Taking logarithm, we get $$ \log r(d)=d\left(\log\left(\frac{2+d}{en}\right)\right)+ (Cn/\log n+2+1/2)\left(\log\left(\frac{2+d}{2}\right)\right) $$ where $d\in [0,n-2]$. Now, let $\lambda=\frac{2+d}{n}\in[2/n,1]$, or, equivalently, $d=\lambda n - 2$. Thus, $$ \log r(d)=(\lambda n - 2)\left(\log\left(\frac{\lambda}{e}\right)\right) + (Cn/\log n+2+1/2)\left(\log\left(\frac{\lambda n}{2}\right)\right):=f(\lambda) $$

Cleaning this mess a bit, we get $$ f(\lambda)=(\lambda n -2)(\log\lambda - 1) + (Cn/\log n+2+1/2)(\log\lambda + \log n -\log2)\\ = \lambda n(\log\lambda - 1) -2\log\lambda+2+(Cn/\log n + 2 + 1/2)\log\lambda\\ + Cn + 2.5\log n-2.5\log 2\\ =n(\lambda \log\lambda - \lambda) + (Cn/\log n + 0.5)\log\lambda + D(n) $$ where $D(n)$ depends only on $n$.

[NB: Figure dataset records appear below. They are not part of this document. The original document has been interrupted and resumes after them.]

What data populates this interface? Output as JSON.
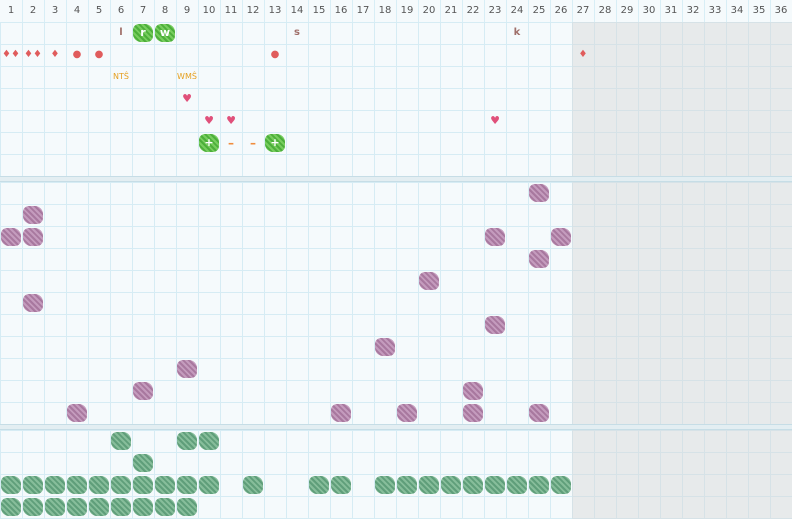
{
  "header": {
    "columns": [
      "1",
      "2",
      "3",
      "4",
      "5",
      "6",
      "7",
      "8",
      "9",
      "10",
      "11",
      "12",
      "13",
      "14",
      "15",
      "16",
      "17",
      "18",
      "19",
      "20",
      "21",
      "22",
      "23",
      "24",
      "25",
      "26",
      "27",
      "28",
      "29",
      "30",
      "31",
      "32",
      "33",
      "34",
      "35",
      "36"
    ]
  },
  "colors": {
    "mauve": "#b383ab",
    "green": "#6daa87",
    "bright_green": "#5cbf45",
    "red_mark": "#e05c5c",
    "heart": "#e0507a",
    "tag": "#e5a020"
  },
  "top_marks": [
    {
      "kind": "letter",
      "text": "l"
    },
    {
      "kind": "blob",
      "text": "r"
    },
    {
      "kind": "blob",
      "text": "w"
    },
    {
      "kind": "letter",
      "text": "s"
    },
    {
      "kind": "letter",
      "text": "k"
    },
    {
      "kind": "red",
      "text": "♦♦"
    },
    {
      "kind": "red",
      "text": "♦♦"
    },
    {
      "kind": "red",
      "text": "♦"
    },
    {
      "kind": "red",
      "text": "●"
    },
    {
      "kind": "red",
      "text": "●"
    },
    {
      "kind": "red",
      "text": "●"
    },
    {
      "kind": "red",
      "text": "♦"
    },
    {
      "kind": "tag",
      "text": "NTŜ"
    },
    {
      "kind": "tag",
      "text": "WMŜ"
    },
    {
      "kind": "heart",
      "text": "♥"
    },
    {
      "kind": "heart",
      "text": "♥"
    },
    {
      "kind": "heart",
      "text": "♥"
    },
    {
      "kind": "heart",
      "text": "♥"
    },
    {
      "kind": "blob",
      "text": "+"
    },
    {
      "kind": "dash",
      "text": "–"
    },
    {
      "kind": "dash",
      "text": "–"
    },
    {
      "kind": "blob",
      "text": "+"
    },
    {
      "kind": "red",
      "text": "ı"
    }
  ]
}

Taking derivative, we get $f'(\lambda)=n\log\lambda + \frac{1}{\lambda}(Cn/\log n + 0.5)$, and the second derivative is $f''(\lambda)=\frac{n}{\lambda} - \frac{1}{\lambda^2}(Cn/\log n + 0.5)=\frac{n}{\lambda^2}(\lambda-C/\log n + 0.5/n)$

Hence. If $n$ is large enough, $f''(\lambda)>0$ for all $\lambda \ge 2/n$. Ie, $f'$ is increasing. Now, for such $n$, $$ f'\left(\frac{2}{n}\right)=n\log 2 - n\log n + \frac{n}{2}(Cn/\log n + 0.5)\\ =n\log 2 - n\log n + \frac{Cn^2}{2\log n} + n$$ which is bigger than $0$ for large enough $n$. And since $f'$ increasing, $f'>0$ in $[2/n,1]$. Ie, $f$ is increasing. Ie, for large enough $n$, $f(\lambda)\ge 0$ for $\lambda \ge 2/n$. Hence $r(d)\ge 1$ for $d\in [0,n-2]$. Hence $S(n)=o(1)$.

Answer 2

This seems to do it:

To argue that the second term $s_2$ is indeed largest consider the ratio

\begin{equation} r(d) = \frac{s_2}{s_{2 + d}} \end{equation}

for some $d \leq n - 2$. Our goal is to establish $r(d) \geq 1$ for $d \geq 1$. We ignore the $-1/2$ contribution in the exponent and find that

\begin{equation} r(d) = \left(1 + \frac{d}{2}\right)^{Cn/\log{n} + 2} \left(\frac{2 + d}{en}\right)^d. \end{equation}

Observe that

\begin{equation} \left(\frac{2 + d}{en}\right)^d \end{equation}

is increasing in $d$, so we define

\begin{equation} \tilde{r}(d) = \left(1 + \frac{d}{2}\right)^{Cn/\log{n}} \frac{3}{en} \end{equation}

and seek to satisfy the stricter requirement $\tilde{r}(d) \geq 1$. Let $f(n)$ denote the first value for which the inequality holds true. We find that

\begin{equation} f(n) = 2\left(\left(\frac{en}{3}\right)^{\frac{\log{n}}{Cn}} - 1\right). \end{equation}

Since

\begin{equation} \lim_{n \to \infty} \left(\frac{en}{3}\right)^{\frac{\log{n}}{Cn}} = 1 \end{equation}

we establish the existance of some $n_0$ s.t. $\tilde{r}(d) \geq 1$ for $n \geq n_0$ and hence we indeed find that $r(d) \geq 1$ for large $n$. The final claim ($\lim_{n \to \infty} S_n = 0$) can then be recovered as outlined in the question.